For more information on Amryt, including products, please visit www.amrytpharma.com.
This announcement contains inside information for the purposes of article 7 of the Market Abuse Regulation (EU) 596/2014 as it forms part of retained EU law by virtue of the European Union (Withdrawal) Act 2018. The person making this notification on behalf of Amryt is Rory Nealon, CFO/COO and Company Secretary.
Shore Capital (Edward Mansfield, Daniel Bush, John More) are NOMAD and Joint Broker to Amryt in the UK. Stifel (Ben Maddison) are Joint Broker to the company in the UK.

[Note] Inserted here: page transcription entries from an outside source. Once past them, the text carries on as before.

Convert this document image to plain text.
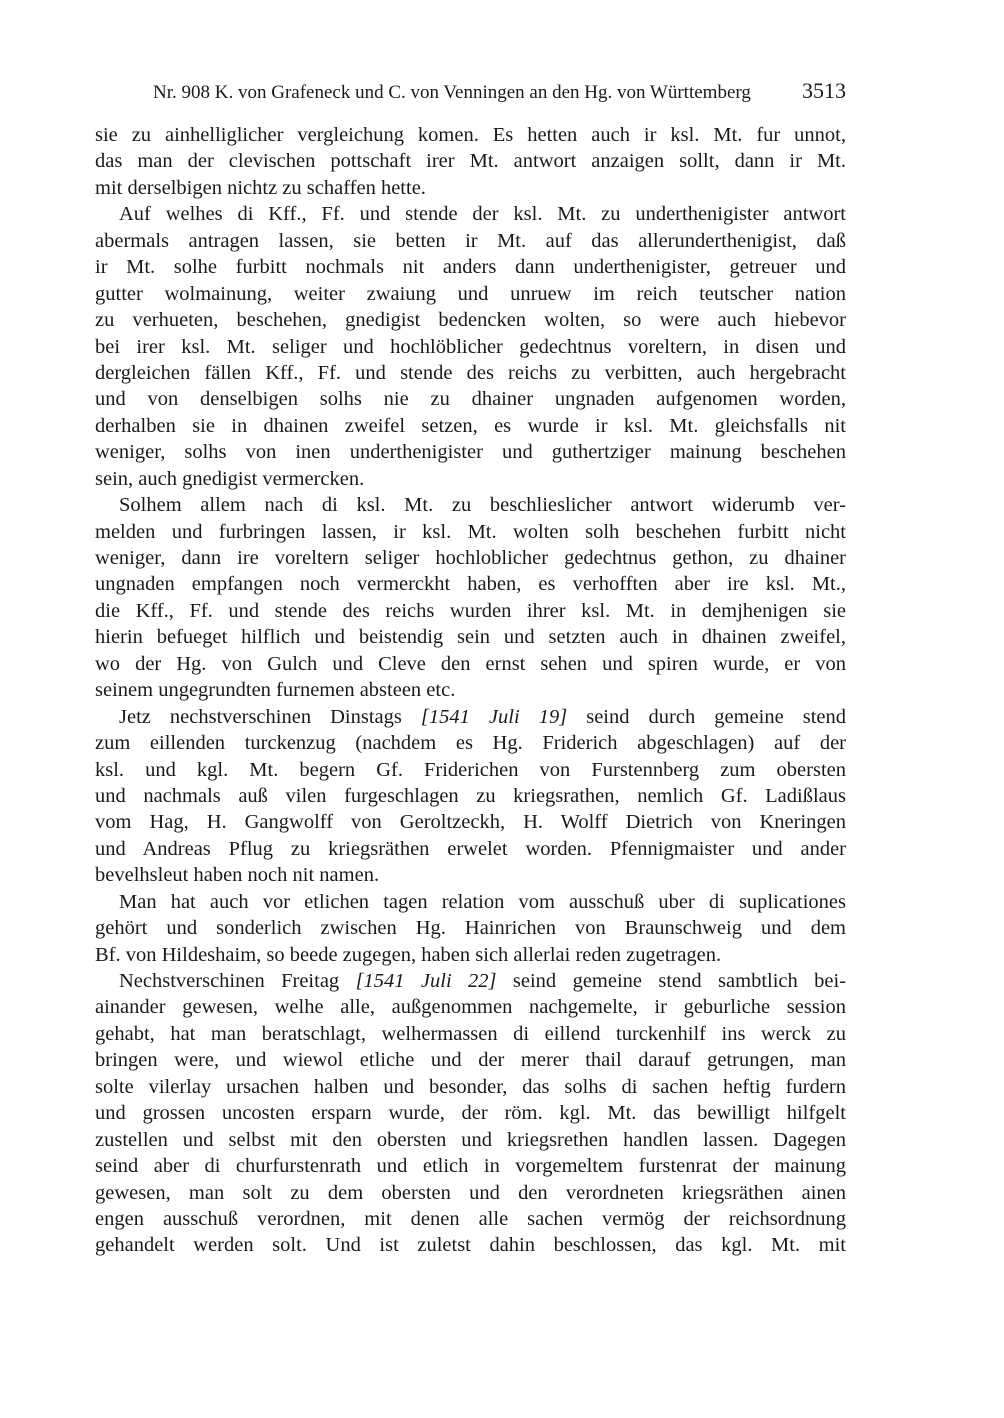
Nr. 908 K. von Grafeneck und C. von Venningen an den Hg. von Württemberg 3513
sie zu ainhelliglicher vergleichung komen. Es hetten auch ir ksl. Mt. fur unnot,
das man der clevischen pottschaft irer Mt. antwort anzaigen sollt, dann ir Mt.
mit derselbigen nichtz zu schaffen hette.
Auf welhes di Kff., Ff. und stende der ksl. Mt. zu underthenigister antwort
abermals antragen lassen, sie betten ir Mt. auf das allerunderthenigist, daß
ir Mt. solhe furbitt nochmals nit anders dann underthenigister, getreuer und
gutter wolmainung, weiter zwaiung und unruew im reich teutscher nation
zu verhueten, beschehen, gnedigist bedencken wolten, so were auch hiebevor
bei irer ksl. Mt. seliger und hochlöblicher gedechtnus voreltern, in disen und
dergleichen fällen Kff., Ff. und stende des reichs zu verbitten, auch hergebracht
und von denselbigen solhs nie zu dhainer ungnaden aufgenomen worden,
derhalben sie in dhainen zweifel setzen, es wurde ir ksl. Mt. gleichsfalls nit
weniger, solhs von inen underthenigister und guthertziger mainung beschehen
sein, auch gnedigist vermercken.
Solhem allem nach di ksl. Mt. zu beschlieslicher antwort widerumb ver-
melden und furbringen lassen, ir ksl. Mt. wolten solh beschehen furbitt nicht
weniger, dann ire voreltern seliger hochloblicher gedechtnus gethon, zu dhainer
ungnaden empfangen noch vermerckht haben, es verhofften aber ire ksl. Mt.,
die Kff., Ff. und stende des reichs wurden ihrer ksl. Mt. in demjhenigen sie
hierin befueget hilflich und beistendig sein und setzten auch in dhainen zweifel,
wo der Hg. von Gulch und Cleve den ernst sehen und spiren wurde, er von
seinem ungegrundten furnemen absteen etc.
Jetz nechstverschinen Dinstags [1541 Juli 19] seind durch gemeine stend
zum eillenden turckenzug (nachdem es Hg. Friderich abgeschlagen) auf der
ksl. und kgl. Mt. begern Gf. Friderichen von Furstennberg zum obersten
und nachmals auß vilen furgeschlagen zu kriegsrathen, nemlich Gf. Ladißlaus
vom Hag, H. Gangwolff von Geroltzeckh, H. Wolff Dietrich von Kneringen
und Andreas Pflug zu kriegsräthen erwelet worden. Pfennigmaister und ander
bevelhsleut haben noch nit namen.
Man hat auch vor etlichen tagen relation vom ausschuß uber di suplicationes
gehört und sonderlich zwischen Hg. Hainrichen von Braunschweig und dem
Bf. von Hildeshaim, so beede zugegen, haben sich allerlai reden zugetragen.
Nechstverschinen Freitag [1541 Juli 22] seind gemeine stend sambtlich bei-
ainander gewesen, welhe alle, außgenommen nachgemelte, ir geburliche session
gehabt, hat man beratschlagt, welhermassen di eillend turckenhilf ins werck zu
bringen were, und wiewol etliche und der merer thail darauf getrungen, man
solte vilerlay ursachen halben und besonder, das solhs di sachen heftig furdern
und grossen uncosten ersparn wurde, der röm. kgl. Mt. das bewilligt hilfgelt
zustellen und selbst mit den obersten und kriegsrethen handlen lassen. Dagegen
seind aber di churfurstenrath und etlich in vorgemeltem furstenrat der mainung
gewesen, man solt zu dem obersten und den verordneten kriegsräthen ainen
engen ausschuß verordnen, mit denen alle sachen vermög der reichsordnung
gehandelt werden solt. Und ist zuletst dahin beschlossen, das kgl. Mt. mit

This announcement may contain forward-looking statements and the words "expect", "anticipate", "intends", "plan", "estimate", "aim", "forecast", "project" and similar expressions (or their negative) identify certain of these forward-looking statements. The forward-looking statements in this announcement are based on numerous assumptions and Amryt's present and future business strategies and the environment in which Amryt expects to operate in the future. Forward-looking statements involve inherent known and unknown risks, uncertainties and contingencies because they relate to events and depend on circumstances that may or may not occur in the future and may cause the actual results, performance or achievements to be materially different from those expressed or implied by such forward-looking statements. These statements are not guarantees of future performance or the ability to identify and consummate investments. Many of these risks and uncertainties relate to factors that are beyond Amryt's ability to control or estimate precisely, such as future market conditions, the course of the COVID-19 pandemic, currency fluctuations, the behaviour of other market participants, the outcome of clinical trials, the actions of regulators and other factors such as Amryt's ability to obtain financing, changes in the political, social and regulatory framework in which Amryt operates or in economic, technological or consumer trends or conditions. Past performance should not be taken as an indication or guarantee of future results, and no representation or warranty, express or implied, is made regarding future performance. No person is under any obligation to update or keep current the information contained in this announcement or to provide the recipient of it with access to any additional relevant information that may arise in connection with it. Such forward-looking statements reflect the Company’s current beliefs and assumptions and are based on information currently available to management.